Voqal Partners

Reclamation &
cultivation

2024 fellows

Throughout the country, these BADASS changemakers are drawing connections across culture and time through art and action to drive their communities forward. Whether centering food justice or reclaiming ancestral tradition, each of the 2024 Fellows are making the world better in the here and now.

ABDIEL

GUZMAN

BRITTNEY SHELBY

SESSOMS

Katya

ABAZAJIAN

MECHIYA

JAMISON

MEGAN

GOURD

PAULA X.

ROJAS

THANH

TRAN

VICTOR

VALENCIA

Learn more about the future they're creating.

ABDIEL GUZMAN (HE/HIM)
SAMAR | Arcahic Territory
“Combatting colonial history, healing people & lands.”

Abdiel seeks to create environmental awareness to acknowledge the need to reverse the damage caused to the marine ecosystems by 60 years of U.S. Navy military practices, unsustainable and extractive fishing, unsustainable tourism, gentrification, and displacement of local communities. SAMAR’s mission is for youth to become stewards and create conscious connections with the sea through a sense of belonging. 

BRITTNEY SHELBY SESSOMS (SHE/HER)
Black Urban Homesteads | Chickasaw Territory
“Growing food, folks, & fortune for all."

Brittney imagines a vibrant community where members hold on to cultural importance to revitalize themselves, their familial lineage, their communities, and their environment. Black Urban Homesteaders sow seeds of sovereignty in the food system by reconnecting Black and Indigenous lives and communities with the land. We prioritize the use of the land for nutrition, health, and wellness in the fight against disparities.

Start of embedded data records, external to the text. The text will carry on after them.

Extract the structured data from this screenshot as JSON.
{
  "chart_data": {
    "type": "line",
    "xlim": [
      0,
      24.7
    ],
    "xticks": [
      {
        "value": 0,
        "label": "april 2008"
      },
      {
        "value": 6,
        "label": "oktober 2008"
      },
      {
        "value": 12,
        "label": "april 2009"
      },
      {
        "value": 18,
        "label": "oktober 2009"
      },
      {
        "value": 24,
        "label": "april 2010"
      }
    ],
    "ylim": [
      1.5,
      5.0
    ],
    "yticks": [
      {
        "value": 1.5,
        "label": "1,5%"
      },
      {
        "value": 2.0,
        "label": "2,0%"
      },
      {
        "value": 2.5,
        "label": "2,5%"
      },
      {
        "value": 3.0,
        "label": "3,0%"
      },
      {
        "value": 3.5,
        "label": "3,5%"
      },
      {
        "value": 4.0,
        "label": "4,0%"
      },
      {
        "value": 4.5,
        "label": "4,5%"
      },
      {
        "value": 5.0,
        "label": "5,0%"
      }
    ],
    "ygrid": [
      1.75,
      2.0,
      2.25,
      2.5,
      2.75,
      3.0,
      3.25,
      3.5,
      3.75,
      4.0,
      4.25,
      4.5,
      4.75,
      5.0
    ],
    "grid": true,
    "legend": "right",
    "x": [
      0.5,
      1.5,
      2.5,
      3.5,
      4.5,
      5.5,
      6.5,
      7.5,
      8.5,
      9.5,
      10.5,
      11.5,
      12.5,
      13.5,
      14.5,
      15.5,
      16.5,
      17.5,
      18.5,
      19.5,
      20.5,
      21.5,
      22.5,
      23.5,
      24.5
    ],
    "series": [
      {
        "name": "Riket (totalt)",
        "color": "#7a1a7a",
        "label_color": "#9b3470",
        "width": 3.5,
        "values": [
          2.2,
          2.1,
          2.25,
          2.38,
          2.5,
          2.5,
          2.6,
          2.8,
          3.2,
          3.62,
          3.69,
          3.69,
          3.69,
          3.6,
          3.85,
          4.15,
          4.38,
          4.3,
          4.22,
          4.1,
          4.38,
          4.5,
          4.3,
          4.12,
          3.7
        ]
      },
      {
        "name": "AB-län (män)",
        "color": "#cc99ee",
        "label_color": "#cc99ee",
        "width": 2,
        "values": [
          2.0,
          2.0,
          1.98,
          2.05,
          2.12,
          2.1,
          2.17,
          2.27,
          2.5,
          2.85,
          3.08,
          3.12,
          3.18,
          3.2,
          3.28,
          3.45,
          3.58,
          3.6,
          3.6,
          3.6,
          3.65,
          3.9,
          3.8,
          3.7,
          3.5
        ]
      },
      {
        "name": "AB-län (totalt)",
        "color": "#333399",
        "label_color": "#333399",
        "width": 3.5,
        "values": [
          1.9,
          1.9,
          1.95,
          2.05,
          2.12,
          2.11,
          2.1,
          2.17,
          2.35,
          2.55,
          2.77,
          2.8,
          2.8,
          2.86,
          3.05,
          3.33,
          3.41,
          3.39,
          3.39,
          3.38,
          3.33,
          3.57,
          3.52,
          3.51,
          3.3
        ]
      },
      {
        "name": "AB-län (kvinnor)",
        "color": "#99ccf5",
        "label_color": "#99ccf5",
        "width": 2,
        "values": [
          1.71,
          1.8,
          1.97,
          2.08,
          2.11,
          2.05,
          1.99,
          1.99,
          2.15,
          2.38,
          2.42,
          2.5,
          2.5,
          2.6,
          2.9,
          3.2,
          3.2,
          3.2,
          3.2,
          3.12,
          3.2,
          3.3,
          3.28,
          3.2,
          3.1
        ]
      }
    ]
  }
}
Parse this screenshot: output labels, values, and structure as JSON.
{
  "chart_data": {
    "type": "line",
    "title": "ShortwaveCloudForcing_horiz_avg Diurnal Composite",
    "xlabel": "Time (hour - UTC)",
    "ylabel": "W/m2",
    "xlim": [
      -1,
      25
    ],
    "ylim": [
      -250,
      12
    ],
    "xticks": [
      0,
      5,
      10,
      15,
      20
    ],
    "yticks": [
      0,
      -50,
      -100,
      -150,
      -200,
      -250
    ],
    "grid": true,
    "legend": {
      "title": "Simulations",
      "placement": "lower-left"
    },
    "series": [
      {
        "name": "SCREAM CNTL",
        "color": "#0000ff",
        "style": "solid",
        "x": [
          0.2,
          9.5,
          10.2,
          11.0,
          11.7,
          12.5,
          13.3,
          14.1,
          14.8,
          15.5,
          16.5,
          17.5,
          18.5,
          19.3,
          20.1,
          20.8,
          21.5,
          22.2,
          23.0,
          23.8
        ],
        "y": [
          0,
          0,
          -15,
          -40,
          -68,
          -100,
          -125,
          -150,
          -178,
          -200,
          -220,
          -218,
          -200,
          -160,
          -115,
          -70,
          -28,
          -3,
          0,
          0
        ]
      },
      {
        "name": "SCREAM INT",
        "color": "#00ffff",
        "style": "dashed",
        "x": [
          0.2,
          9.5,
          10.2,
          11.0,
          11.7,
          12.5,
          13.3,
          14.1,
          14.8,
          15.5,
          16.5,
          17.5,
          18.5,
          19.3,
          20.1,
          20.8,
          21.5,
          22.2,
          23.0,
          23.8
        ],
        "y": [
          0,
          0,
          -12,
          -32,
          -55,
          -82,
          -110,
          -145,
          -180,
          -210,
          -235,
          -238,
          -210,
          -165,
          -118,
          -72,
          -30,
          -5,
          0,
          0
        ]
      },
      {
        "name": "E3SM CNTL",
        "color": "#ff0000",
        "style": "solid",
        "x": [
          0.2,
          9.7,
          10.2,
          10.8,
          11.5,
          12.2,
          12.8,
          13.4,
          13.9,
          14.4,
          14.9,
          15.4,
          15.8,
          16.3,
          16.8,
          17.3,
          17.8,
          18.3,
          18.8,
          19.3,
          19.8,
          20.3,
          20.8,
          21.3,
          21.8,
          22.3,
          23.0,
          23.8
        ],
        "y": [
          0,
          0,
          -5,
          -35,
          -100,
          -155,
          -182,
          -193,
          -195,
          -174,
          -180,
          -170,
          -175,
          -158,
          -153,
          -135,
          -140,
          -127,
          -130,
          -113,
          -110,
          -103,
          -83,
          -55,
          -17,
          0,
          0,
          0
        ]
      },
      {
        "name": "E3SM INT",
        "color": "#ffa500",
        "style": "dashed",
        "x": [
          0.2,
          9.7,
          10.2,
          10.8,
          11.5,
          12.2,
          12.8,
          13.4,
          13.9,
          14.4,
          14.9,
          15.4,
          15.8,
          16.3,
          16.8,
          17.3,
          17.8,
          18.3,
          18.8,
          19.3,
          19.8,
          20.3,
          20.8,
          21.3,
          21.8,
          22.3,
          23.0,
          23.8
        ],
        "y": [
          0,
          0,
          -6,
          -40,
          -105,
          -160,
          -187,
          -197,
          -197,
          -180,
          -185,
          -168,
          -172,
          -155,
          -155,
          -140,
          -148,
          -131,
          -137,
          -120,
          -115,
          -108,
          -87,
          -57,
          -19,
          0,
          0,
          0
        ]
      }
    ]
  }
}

KATYA ABAZAJIAN (THEY/SHE)
Local Data Futures Initiative | Akokisa Territory
“New insights daily, Pisces keeps flowing.”

Katya believes in communities’ right to control access to their personal and community data, fighting extractive capitalist and carceral systems that prevent this ownership. The Local Data Futures Initiative empowers residents to use data to shape local policy by building data-sharing systems for residents, organizers, and advocates. LDFI aims to trasnform cooperative governance models and launch a community advisory board to become a community-based data resource.

MECHIYA JAMISON (SHE/HER)
Nourish | Kaskaskia Territory
“Passion, peace, & purpose; freedom is imminent.”

Mechiya creates interactive, educational spaces to name extractive systems and uplift community solutions. Her third exhibit is Nourish : A rejection and analysis of our food system. She seeks to start a collective conversation that denormalizes the extractive mechanisms of mass-produced food by unpacking their environmental and socioeconomic impact. This will be held in collaboration with food justice organizations, and BlPOC-owned farms across the Midwest.

MEGAN GOURD (SHE/HER)
Indigenously Different | Caddo Territory
“Motivated, enthusiastic, resourceful, innovative, reliable, sad.”

Megan is on a quest to validate the learned experiences from Indigenous elders, community, and culture. Indigenously Different offers an opportunity to empower traditional teaching environments through a convenient homeschool tracking app by categorizing learning within traditional knowledge. Indigenously Different will create a safe place for shared experiences and an evolution of learning by reclaiming action-based education.

PAULA X. ROJAS (SHE/HER/ELLA)
Building a Just and Loving World | Tonkawa Territory
“Relentlessly optimistic, patient, fiercely loving.”

Paula is reframing how we understand the social justice protracted path, defining where we will need a level of inner stamina and collective strength that we may not yet imagine but of which we are capable. Birthing a Just and Loving World is a workbook and impact campaign that builds a strong bridge across two social and racial justice movements: Birthing Justice (an arm of Reproductive Justice) with the Police and Prison Abolition movement.

THANH TRAN (HE/HIM)
Finding Má Film | Ohlone Territory
“I laugh to save my tears.”

Thanh is a filmmaker, sharing a personal story in hopes of enacting broad change across global communities. Finding Má is about his bi-racial family shattered by the foster care and prison systems reuniting after 20 years of separation to heal and rebuild – starting with finding our estranged and unhoused mother in the streets of Sacramento. The film will be a launching pad for an impact campaign to promote new narratives about foster youth and formerly incarcerated communities.

VICTOR VALENCIA (HE/HIM)
Building Out Safer Spaces | Pascua Yaqui Territory
“Victoria told no, Victor opening doors.”

Victor models the liberated world by curating community spaces free from toxic masculinity, ableism, and white supremacy culture. Building Out Safer Spaces is a trades community and educational model that is anti-racist and Trans and Queer-centric, starting with volunteer-and-learn builds for queer and trans housing non-profits. He is now creating a dedicated makerspace and workshop where Women, Queer, Trans, and Femme of Center folks can learn, share, design, and develop skills.